The Supreme Court on Thursday cleared the decks for the auction of the Taj Mansingh Hotel located in the heart of the Capital, thus ending the hold of the Tatas over one of the most iconic buildings in Lutyens’ Delhi.

Ending the legal battle over Taj, the apex court allowed the request of the New Delhi Municipal Council (NDMC), the land-owning agency, to go for an e-auction of the hotel in which the existing leaseholder, Indian Hotels Company Limited (IHCL), a Tata subsidiary, can bid.

The court refused to entertain its request to be granted the right of first refusal. Now, the  NDMC has a free hand to go for an open public auction and award the highest bidder the right to run the hotel.

However, considering the “blemish-free” record held by Tata in running the hotel since 1976, the Bench of Justices Pinaki Chandra Ghose and Rohington F Nariman

said in the event IHCL loses the bid, it will have a “six-month” breathing period to vacate the premises.

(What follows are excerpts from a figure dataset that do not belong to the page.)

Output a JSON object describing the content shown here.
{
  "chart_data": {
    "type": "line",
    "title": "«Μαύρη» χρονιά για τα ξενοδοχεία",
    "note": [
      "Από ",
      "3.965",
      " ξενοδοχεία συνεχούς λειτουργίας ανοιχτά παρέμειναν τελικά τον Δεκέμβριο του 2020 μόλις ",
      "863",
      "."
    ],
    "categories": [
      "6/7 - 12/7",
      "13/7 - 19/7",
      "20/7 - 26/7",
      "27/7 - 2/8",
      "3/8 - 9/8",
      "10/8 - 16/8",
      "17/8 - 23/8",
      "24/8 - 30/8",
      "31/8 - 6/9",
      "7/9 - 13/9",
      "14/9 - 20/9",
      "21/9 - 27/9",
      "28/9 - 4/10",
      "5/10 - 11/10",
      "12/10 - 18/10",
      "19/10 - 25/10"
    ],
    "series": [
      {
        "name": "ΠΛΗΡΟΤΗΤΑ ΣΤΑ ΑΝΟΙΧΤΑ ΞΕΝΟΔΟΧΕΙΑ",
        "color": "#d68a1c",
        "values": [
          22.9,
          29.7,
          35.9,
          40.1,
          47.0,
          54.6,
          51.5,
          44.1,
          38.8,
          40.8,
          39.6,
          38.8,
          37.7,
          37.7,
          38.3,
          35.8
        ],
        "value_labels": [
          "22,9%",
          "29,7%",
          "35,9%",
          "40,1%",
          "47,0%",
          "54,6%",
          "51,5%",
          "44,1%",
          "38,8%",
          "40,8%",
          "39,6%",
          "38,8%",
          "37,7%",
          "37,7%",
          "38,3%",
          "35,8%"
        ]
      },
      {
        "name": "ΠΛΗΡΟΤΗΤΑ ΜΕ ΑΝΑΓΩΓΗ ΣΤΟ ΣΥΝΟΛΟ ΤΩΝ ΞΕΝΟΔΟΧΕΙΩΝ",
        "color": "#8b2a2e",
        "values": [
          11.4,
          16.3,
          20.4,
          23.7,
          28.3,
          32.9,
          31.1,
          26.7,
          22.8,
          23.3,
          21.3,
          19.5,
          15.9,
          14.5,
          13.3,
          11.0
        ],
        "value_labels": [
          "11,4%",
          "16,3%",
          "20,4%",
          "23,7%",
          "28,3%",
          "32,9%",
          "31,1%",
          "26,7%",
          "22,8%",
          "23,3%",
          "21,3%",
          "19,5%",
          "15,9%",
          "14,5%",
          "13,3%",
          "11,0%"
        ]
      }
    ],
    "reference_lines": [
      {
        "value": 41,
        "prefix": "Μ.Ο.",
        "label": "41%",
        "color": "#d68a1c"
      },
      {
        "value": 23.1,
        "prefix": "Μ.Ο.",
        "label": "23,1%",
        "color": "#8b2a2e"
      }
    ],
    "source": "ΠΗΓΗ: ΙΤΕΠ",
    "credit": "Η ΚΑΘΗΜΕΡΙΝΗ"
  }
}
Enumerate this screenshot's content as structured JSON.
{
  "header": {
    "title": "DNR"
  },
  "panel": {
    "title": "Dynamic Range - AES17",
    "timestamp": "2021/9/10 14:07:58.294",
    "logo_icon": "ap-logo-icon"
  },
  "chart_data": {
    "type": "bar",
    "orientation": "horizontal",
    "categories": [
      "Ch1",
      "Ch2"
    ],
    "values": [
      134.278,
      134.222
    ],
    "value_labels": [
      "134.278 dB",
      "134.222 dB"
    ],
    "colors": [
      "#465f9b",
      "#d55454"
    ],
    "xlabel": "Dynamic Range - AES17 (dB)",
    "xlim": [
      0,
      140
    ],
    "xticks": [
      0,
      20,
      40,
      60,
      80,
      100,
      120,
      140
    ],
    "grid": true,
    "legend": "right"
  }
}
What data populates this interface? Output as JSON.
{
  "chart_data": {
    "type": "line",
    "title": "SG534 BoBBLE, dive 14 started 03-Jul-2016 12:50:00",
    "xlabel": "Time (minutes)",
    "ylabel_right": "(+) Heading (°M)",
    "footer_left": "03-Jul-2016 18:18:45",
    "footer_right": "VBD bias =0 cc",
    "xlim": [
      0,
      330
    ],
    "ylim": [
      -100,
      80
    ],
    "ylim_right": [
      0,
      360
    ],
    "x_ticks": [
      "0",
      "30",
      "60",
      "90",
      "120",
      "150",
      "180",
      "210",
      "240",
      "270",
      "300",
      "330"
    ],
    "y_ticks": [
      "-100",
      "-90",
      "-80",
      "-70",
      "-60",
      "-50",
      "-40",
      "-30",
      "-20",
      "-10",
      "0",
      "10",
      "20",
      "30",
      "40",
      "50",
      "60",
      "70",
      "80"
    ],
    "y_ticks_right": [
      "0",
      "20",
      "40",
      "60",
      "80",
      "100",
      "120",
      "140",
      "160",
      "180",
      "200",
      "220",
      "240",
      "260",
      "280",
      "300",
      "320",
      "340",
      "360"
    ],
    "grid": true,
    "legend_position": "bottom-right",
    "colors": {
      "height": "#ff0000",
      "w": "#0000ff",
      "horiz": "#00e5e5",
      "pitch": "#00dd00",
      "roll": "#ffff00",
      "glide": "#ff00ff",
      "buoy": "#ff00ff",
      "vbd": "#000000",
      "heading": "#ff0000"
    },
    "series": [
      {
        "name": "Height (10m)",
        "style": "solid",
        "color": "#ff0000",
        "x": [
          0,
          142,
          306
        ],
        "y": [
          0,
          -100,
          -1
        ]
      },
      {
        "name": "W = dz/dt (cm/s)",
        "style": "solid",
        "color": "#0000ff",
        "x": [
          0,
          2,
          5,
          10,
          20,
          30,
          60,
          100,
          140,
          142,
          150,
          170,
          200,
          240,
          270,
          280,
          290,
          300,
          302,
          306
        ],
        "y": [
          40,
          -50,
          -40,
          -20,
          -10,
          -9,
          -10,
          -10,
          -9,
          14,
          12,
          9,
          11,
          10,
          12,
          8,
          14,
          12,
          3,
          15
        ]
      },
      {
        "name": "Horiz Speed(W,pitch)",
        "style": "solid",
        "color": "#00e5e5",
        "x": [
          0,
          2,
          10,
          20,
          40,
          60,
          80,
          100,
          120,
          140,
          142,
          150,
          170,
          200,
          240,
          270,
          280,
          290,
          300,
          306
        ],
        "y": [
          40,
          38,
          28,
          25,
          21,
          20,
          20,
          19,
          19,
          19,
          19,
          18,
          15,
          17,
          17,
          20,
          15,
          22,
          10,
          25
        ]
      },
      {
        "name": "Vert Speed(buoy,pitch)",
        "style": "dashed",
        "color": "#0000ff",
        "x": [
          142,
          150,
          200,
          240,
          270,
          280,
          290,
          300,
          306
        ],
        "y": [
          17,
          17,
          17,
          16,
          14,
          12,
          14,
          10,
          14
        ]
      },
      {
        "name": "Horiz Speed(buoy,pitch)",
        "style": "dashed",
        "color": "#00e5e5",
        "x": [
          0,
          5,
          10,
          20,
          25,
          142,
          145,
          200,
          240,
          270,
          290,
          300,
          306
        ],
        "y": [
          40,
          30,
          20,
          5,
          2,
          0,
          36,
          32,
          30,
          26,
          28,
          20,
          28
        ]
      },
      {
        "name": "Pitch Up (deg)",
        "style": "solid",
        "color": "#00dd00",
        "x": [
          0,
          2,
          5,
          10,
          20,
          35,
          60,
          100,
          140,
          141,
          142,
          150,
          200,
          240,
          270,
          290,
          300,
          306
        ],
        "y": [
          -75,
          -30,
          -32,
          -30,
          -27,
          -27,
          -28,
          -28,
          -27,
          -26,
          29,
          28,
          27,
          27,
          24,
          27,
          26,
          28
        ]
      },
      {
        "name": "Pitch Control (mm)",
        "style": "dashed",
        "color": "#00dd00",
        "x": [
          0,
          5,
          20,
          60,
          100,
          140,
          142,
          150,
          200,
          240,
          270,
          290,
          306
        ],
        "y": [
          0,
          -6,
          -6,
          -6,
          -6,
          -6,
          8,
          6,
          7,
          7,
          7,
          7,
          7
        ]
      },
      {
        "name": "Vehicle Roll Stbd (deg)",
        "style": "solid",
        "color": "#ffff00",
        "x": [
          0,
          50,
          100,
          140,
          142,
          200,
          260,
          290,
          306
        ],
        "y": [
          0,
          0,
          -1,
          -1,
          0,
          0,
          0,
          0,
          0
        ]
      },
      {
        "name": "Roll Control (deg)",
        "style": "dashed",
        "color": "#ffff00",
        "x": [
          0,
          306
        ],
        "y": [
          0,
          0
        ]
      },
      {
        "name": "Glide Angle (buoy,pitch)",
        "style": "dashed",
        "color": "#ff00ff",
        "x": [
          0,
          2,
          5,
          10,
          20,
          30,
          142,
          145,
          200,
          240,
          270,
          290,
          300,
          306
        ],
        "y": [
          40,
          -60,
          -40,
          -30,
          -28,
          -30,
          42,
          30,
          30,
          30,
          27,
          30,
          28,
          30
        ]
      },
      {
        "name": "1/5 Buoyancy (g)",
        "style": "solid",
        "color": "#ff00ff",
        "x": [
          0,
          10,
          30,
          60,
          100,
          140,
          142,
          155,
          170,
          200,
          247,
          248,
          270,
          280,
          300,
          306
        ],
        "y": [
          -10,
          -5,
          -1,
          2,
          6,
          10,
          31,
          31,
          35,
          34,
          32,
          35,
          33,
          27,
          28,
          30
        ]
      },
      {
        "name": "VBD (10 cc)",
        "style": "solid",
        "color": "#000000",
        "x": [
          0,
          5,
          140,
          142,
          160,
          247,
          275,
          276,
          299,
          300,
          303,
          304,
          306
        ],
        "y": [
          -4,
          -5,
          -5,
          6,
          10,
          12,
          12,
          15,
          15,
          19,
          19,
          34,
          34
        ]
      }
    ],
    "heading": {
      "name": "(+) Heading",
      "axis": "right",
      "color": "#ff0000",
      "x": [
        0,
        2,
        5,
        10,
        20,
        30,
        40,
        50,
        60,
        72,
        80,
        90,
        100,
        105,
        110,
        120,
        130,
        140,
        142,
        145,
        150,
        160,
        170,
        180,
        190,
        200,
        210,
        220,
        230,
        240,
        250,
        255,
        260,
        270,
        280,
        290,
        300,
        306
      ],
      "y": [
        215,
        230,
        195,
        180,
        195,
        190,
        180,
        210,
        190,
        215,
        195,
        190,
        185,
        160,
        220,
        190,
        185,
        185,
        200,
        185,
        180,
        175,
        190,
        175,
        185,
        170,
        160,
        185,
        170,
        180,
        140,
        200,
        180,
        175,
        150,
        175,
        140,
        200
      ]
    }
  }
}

The five-star hotel run by the IHCL was defended by senior advocate Harish Salve. He pointed out that the NDMC had invested just about Rs6 crore while his clients had pumped in close to Rs129 crore with a paid licence fee of over Rs400 crore.

But the civic body, represented by senior advocate Sanjay Jain, contended that the NDMC was well within its right to take this decision in the best interest of running the hotel.  Jain later told reporters that the e-auction will take place in two weeks.

The Tatas had entered into a 33-year lease to construct and run the Taj Mansingh Hotel as per an agreement signed between the NDMC and IHCL on December 18, 1976. The lease came to an end in the year 2011. Since then it got several extensions.

The IHC initially challenged the  NDMC move to go for an auction in the  Delhi High Court, but it failed o get any relief. In its suit, the Tatas sought a decree of permanent injunction to restrain the NDMC from interfering in any manner with the possession, right to operate, run and maintain the hotel property.

Following the HC order, IHCL approached the apex court, which ordered status quo in November 2016.

While Tatas claimed there was no need to go for an auction when the company was willing to give the best revenue possible for the prime property, the Court felt that the civic body had all the right to proceed with the auction.